Que sont nos tours devenues ?
(ou le mystère des tours disparues) texte de Daniel Fender
extrait du Petit Collongeois n°12 de 1995 - "Les Mystères de Collonges" La légende affirme que du temps de sa splendeur le bourg de Collonges comptait une trentaine de tours ! Intrigués par cette légende , armés d'archives, de loupes et de pioches, des Collongeois sont partis à l'aventure avec enthousiasme d'un Sherlock Holmes qui aurait rencontré Champollion dans un bar du village. L'enquête a été fructueuse : alors que dix-sept tours se dressent fièrement dans le ciel de Collonges, ils en ont retrouvé dix de plus !
Tout journaliste stagiaire, envoyé en mission pour faire un reportage sur les tours de Collonges, se dirait à première vue que c’est l'enfance de l'art, que son diplôme est dans la poche. En effet, il suffit de lever les yeux au de consulter les cartes postales pour constater que les tours sont le signe distinctif par excellence de ce petit village limousin.

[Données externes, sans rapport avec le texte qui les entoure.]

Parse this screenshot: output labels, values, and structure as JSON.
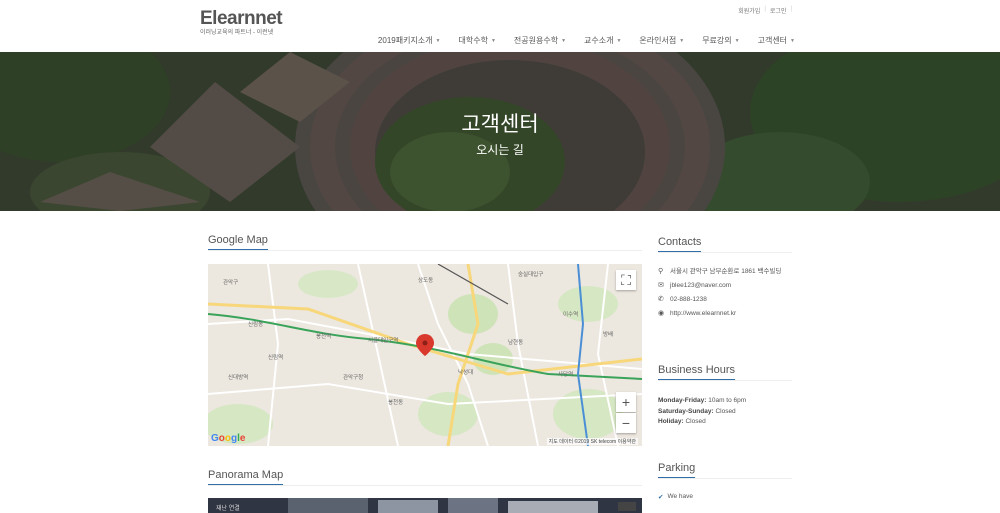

Dominant la cité‚ les trois tours de l'église: la superbe tour romane du XIIe siècle, flanquée de deux tours défensives dressées lors de la Guerre de Cent Ans et des guerres de Religion; les tours de l'hôtel des Ramade de Friac se dressent, hautaines face à la tour de la Galerie Vigreyos et celle de la demeure de François Ceyrac; en contrebas de l'église, les tours du superbe Castel de Vassinhac dont les escaliers à vis de deux mètres de large battent à plate couture toutes leurs rivales; les mâchicoulis de la tour de Benges confirment sa volonté défensive; à proximité, au fond d'une ruelle, la tour Bouyt (Ceyrac) ; la tour carrée de la maison des Ramade de la Serre domine la maison de la Sirène; la tour de Paul Chaumeil orne la rue piétonne ouvrant sur l'atelier du vannier et du céramiste. Dans la Rue Noire, notre reporter en herbe se régale en cadrant la tour de Jacques Semail surplombant la maisonnette en encorbellement de Françoise Biraud dont la cour du castel de Beauvirie cache une autre tour hors de la vue des badauds. Sur la place de la Conche, il s'émerveille devant la tour de Maussac ornée d'une élégante poivrière ; mais il lui faut de la perspicacité et l'autorisation d'un voisin pour découvrir l'imposante tour de la demeure d'André Monteil.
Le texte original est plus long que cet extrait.